For 25 years, George Lucas has had a problem. He’s been the Darth Vader of an evil developing empire.
Or so say his wealthy California neighbors. Since 1978, when he set up his corporate headquarters, Skywalker Ranch, on his property in Lucas Valley, Lucas has been attempting to get plans approved for a 300,000 square foot movie studio (which, while massive, would preserve 95% of the acreage and include plans to restore the topography). He’s been blocked by his anti-business, NIMBY neighbors every step of the way.
But far more interesting than Lucas’ defeat, is his plan for revenge.
As the official statement of withdrawal puts it: ”The level of bitterness and anger expressed by the homeowners in Lucas Valley has convinced us that, even if we were to spend more time and acquire the necessary approvals, we would not be able to maintain a constructive relationship with our neighbors.”

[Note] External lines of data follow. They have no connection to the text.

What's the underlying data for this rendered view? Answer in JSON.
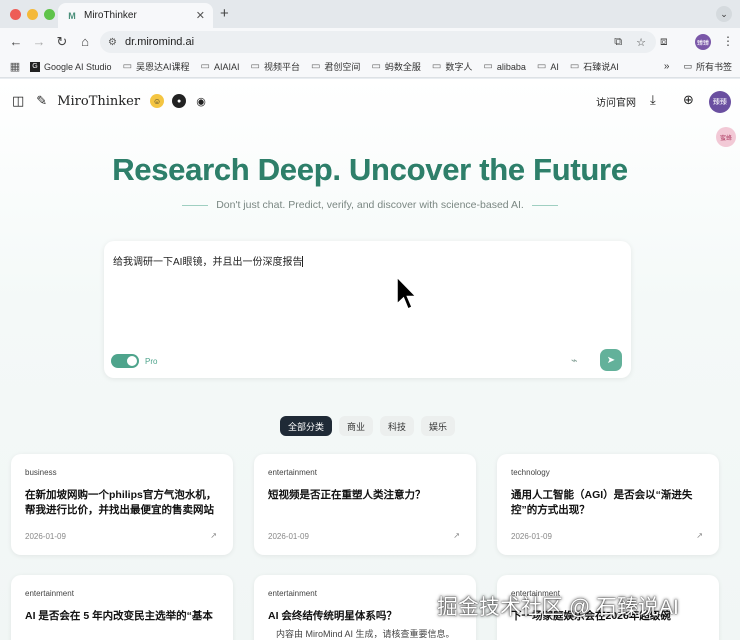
{
  "browser": {
    "tab_title": "MiroThinker",
    "tab_icon": "M",
    "url": "dr.miromind.ai",
    "profile_label": "臻臻",
    "bookmarks": [
      {
        "label": "Google AI Studio",
        "icon": "G"
      },
      {
        "label": "吴恩达AI课程",
        "icon": "folder"
      },
      {
        "label": "AIAIAI",
        "icon": "folder"
      },
      {
        "label": "视频平台",
        "icon": "folder"
      },
      {
        "label": "君创空间",
        "icon": "folder"
      },
      {
        "label": "蚂数全服",
        "icon": "folder"
      },
      {
        "label": "数字人",
        "icon": "folder"
      },
      {
        "label": "alibaba",
        "icon": "folder"
      },
      {
        "label": "AI",
        "icon": "folder"
      },
      {
        "label": "石臻说AI",
        "icon": "folder"
      }
    ],
    "bookmarks_more": "»",
    "all_bookmarks": "所有书签"
  },
  "app": {
    "brand": "MiroThinker",
    "visit_site": "访问官网",
    "user_label": "臻臻",
    "float_badge": "蜜蜂"
  },
  "hero": {
    "title": "Research Deep. Uncover the Future",
    "subtitle": "Don't just chat. Predict, verify, and discover with science-based AI."
  },
  "composer": {
    "text": "给我调研一下AI眼镜，并且出一份深度报告",
    "mode_label": "Pro",
    "pro_enabled": true
  },
  "categories": [
    {
      "label": "全部分类",
      "active": true
    },
    {
      "label": "商业",
      "active": false
    },
    {
      "label": "科技",
      "active": false
    },
    {
      "label": "娱乐",
      "active": false
    }
  ],
  "cards": [
    {
      "tag": "business",
      "title": "在新加坡网购一个philips官方气泡水机，帮我进行比价，并找出最便宜的售卖网站",
      "date": "2026-01-09"
    },
    {
      "tag": "entertainment",
      "title": "短视频是否正在重塑人类注意力？",
      "date": "2026-01-09"
    },
    {
      "tag": "technology",
      "title": "通用人工智能（AGI）是否会以“渐进失控”的方式出现？",
      "date": "2026-01-09"
    },
    {
      "tag": "entertainment",
      "title": "AI 是否会在 5 年内改变民主选举的“基本",
      "date": ""
    },
    {
      "tag": "entertainment",
      "title": "AI 会终结传统明星体系吗？",
      "date": ""
    },
    {
      "tag": "entertainment",
      "title": "下一场家庭娱乐会在2026年超级碗",
      "date": ""
    }
  ],
  "disclaimer": "内容由 MiroMind AI 生成，请核查重要信息。",
  "watermark": "掘金技术社区 @ 石臻说AI",
  "colors": {
    "accent": "#2e7f6a",
    "send_button": "#63b19a",
    "active_category": "#1f2a36"
  }
}
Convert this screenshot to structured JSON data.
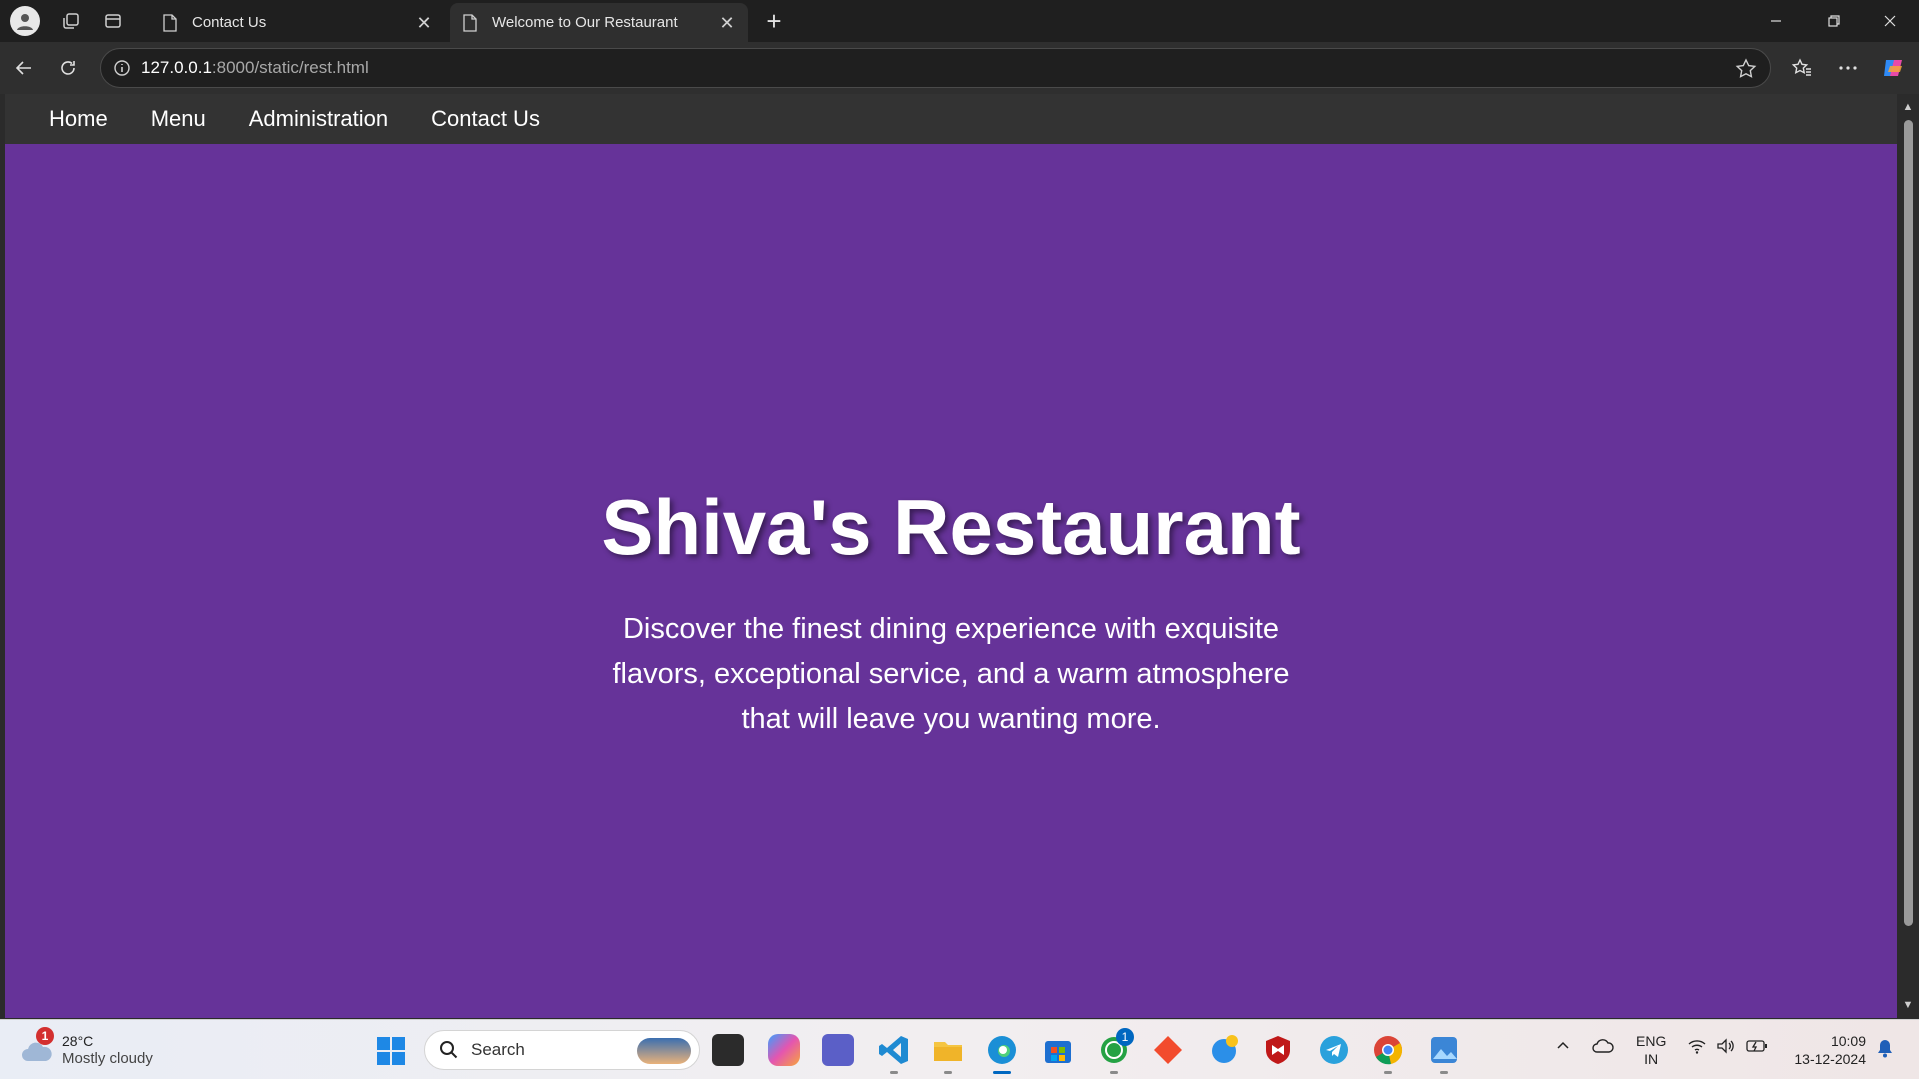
{
  "browser": {
    "tabs": [
      {
        "title": "Contact Us",
        "active": false
      },
      {
        "title": "Welcome to Our Restaurant",
        "active": true
      }
    ],
    "new_tab_label": "+",
    "url_host": "127.0.0.1",
    "url_rest": ":8000/static/rest.html"
  },
  "site": {
    "nav": [
      "Home",
      "Menu",
      "Administration",
      "Contact Us"
    ],
    "title": "Shiva's Restaurant",
    "tagline": "Discover the finest dining experience with exquisite flavors, exceptional service, and a warm atmosphere that will leave you wanting more.",
    "colors": {
      "background": "#663399",
      "navbar": "#333333",
      "text": "#ffffff"
    }
  },
  "taskbar": {
    "weather_badge": "1",
    "temperature": "28°C",
    "condition": "Mostly cloudy",
    "search_label": "Search",
    "whatsapp_badge": "1",
    "lang_1": "ENG",
    "lang_2": "IN",
    "time": "10:09",
    "date": "13-12-2024"
  }
}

Thus last month, after years of frustration, Lucasfilms pulled its application for a studio facility and started conversations with The Marin Community Foundation to help them build an affordable housing complex on the site – which Lucas surely knows will raise more hackles. In the words of Peter Hall: “if there’s one thing rich people will hate more than having movie magic made in their backyard, it’s poor people moving in.”
Lucas’ trials and tribulations are all too common in a world where distrust has turned neighbors not just into NIMBYs, but BANANAs (Build Absolutely Nothing Anywhere Near Anything). However, as we’ve chronicled in our Saving Suburbia Series and our latest on Crowdsourcing Citizen Participation, creating a positive discourse with the community is primary to any successful development.
So, while we appreciate Lucas’ gumption to trap his neighbors in their own logic (you only want housing? I’ll give you housing!), this rhetoric of antagonism will probably do little to change his neighbors from NIMBYs to YIMBYs – leaving the fate of this low-income housing project decidedly uncertain.